HOMESTEAD, Fla. – Jonathan Osbun, a retired New York City firefighter, helped to organize a protest in southern Miami-Dade County against mass deportations.
Osbun marched with about a dozen others on Friday in Homestead, one of a few areas in the U.S. with a winter production of fruits, vegetables, and ornamental plants.
Migrant and seasonal farm workers and their families annually travel and work there. Osbun said they are afraid of federal and local law enforcement.
“The issue here with domestic violence, I hear a lot that the families don’t want to press charges because they’re afraid of deportation,” Osbun said.

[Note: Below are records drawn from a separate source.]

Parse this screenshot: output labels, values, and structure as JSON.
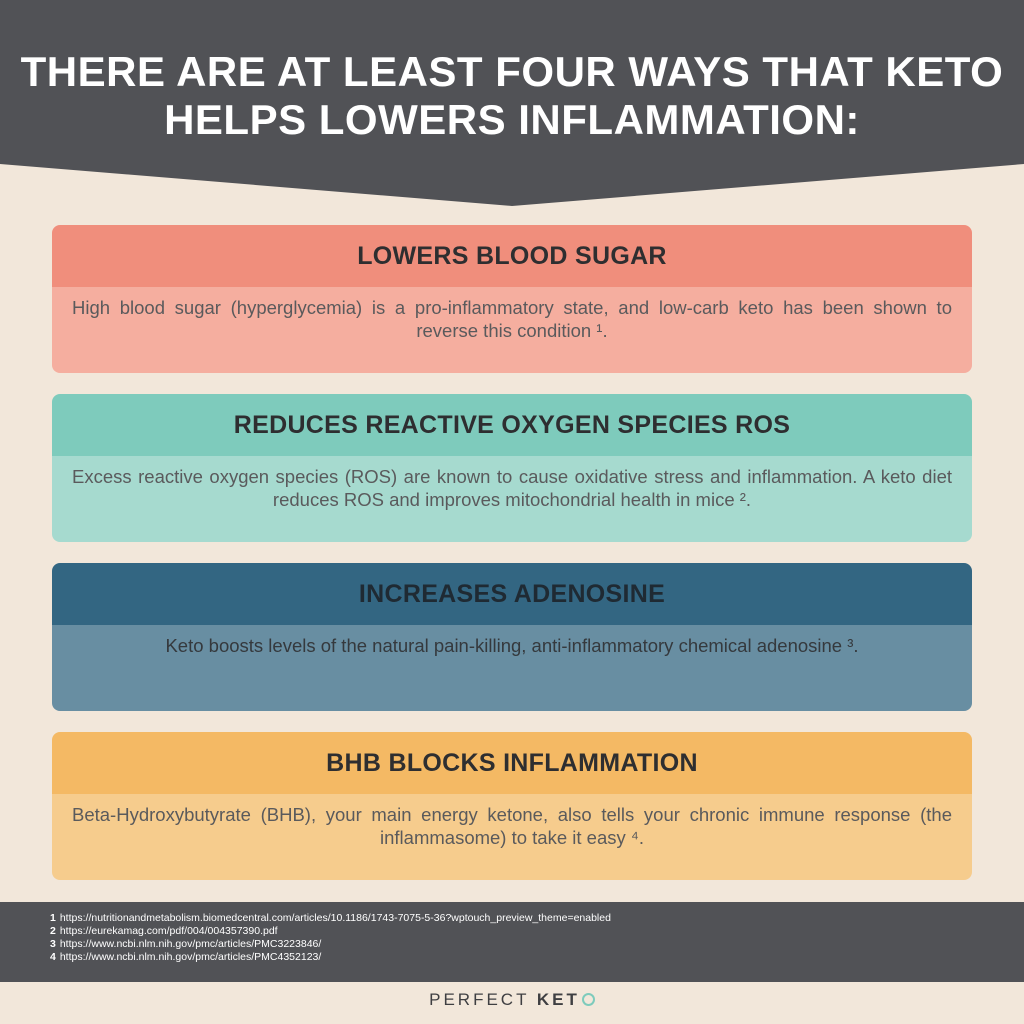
{
  "header": {
    "title": "THERE ARE AT LEAST FOUR WAYS THAT KETO HELPS LOWERS INFLAMMATION:"
  },
  "cards": [
    {
      "heading": "LOWERS BLOOD SUGAR",
      "text": "High blood sugar (hyperglycemia) is a pro-inflammatory state, and low-carb keto has been shown to reverse this condition ¹."
    },
    {
      "heading": "REDUCES REACTIVE OXYGEN SPECIES ROS",
      "text": "Excess reactive oxygen species (ROS) are known to cause oxidative stress and inflammation. A keto diet reduces ROS and improves mitochondrial health in mice ²."
    },
    {
      "heading": "INCREASES ADENOSINE",
      "text": "Keto boosts levels of the natural pain-killing, anti-inflammatory chemical adenosine ³."
    },
    {
      "heading": "BHB BLOCKS INFLAMMATION",
      "text": "Beta-Hydroxybutyrate (BHB), your main energy ketone, also tells your chronic immune response (the inflammasome) to take it easy ⁴."
    }
  ],
  "references": [
    {
      "num": "1",
      "url": "https://nutritionandmetabolism.biomedcentral.com/articles/10.1186/1743-7075-5-36?wptouch_preview_theme=enabled"
    },
    {
      "num": "2",
      "url": "https://eurekamag.com/pdf/004/004357390.pdf"
    },
    {
      "num": "3",
      "url": "https://www.ncbi.nlm.nih.gov/pmc/articles/PMC3223846/"
    },
    {
      "num": "4",
      "url": "https://www.ncbi.nlm.nih.gov/pmc/articles/PMC4352123/"
    }
  ],
  "brand": {
    "word1": "PERFECT",
    "word2": "KET"
  },
  "colors": {
    "background": "#f2e7da",
    "header": "#515256",
    "card1_head": "#f08e7c",
    "card2_head": "#7ecbbc",
    "card3_head": "#336682",
    "card4_head": "#f4b964"
  }
}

The signs protesters were carrying were both in English and Spanish. The messages included, “Don’t Bite The Hand That Feeds You,” “Hate Never Made America Great,” and “MAGA: Mexicans Ain’t Going Anywhere.”
Nicole Lozoya, who was among the protesters outside City Hall, said the new immigration policies had families in fear of suddenly being separated.
“It’s so crazy how you can go one day from being together to then not at all,” Lozoya said.
Estayzi Zabaleta and Josefa Bocanegra, who were both protesting, said many who are undocumented or who will no longer have Temporary Protected Status were too afraid to join the protest.
“They don’t deserve to be treated like that, like a piece of trash,” Bocanegra said.
Gov. Ron DeSantis announced Friday that he directed Florida Highway Patrol troopers to help enforce President Donald Trump’s mass deportations under a new agreement with Homeland Security that includes U.S. Immigration and Customs Enforcement training.
According to The Federal Bureau of Prisons, a division of the Justice Department, federal prisons were “housing detainees” for DHS.
Trump also recently announced that the U.S. military will help keep DHS detainees in a detention facility in Guantanamo Bay.
The Trump administration was also considering the possibility of a deal with El Salvador to house detainees in the foreign prison.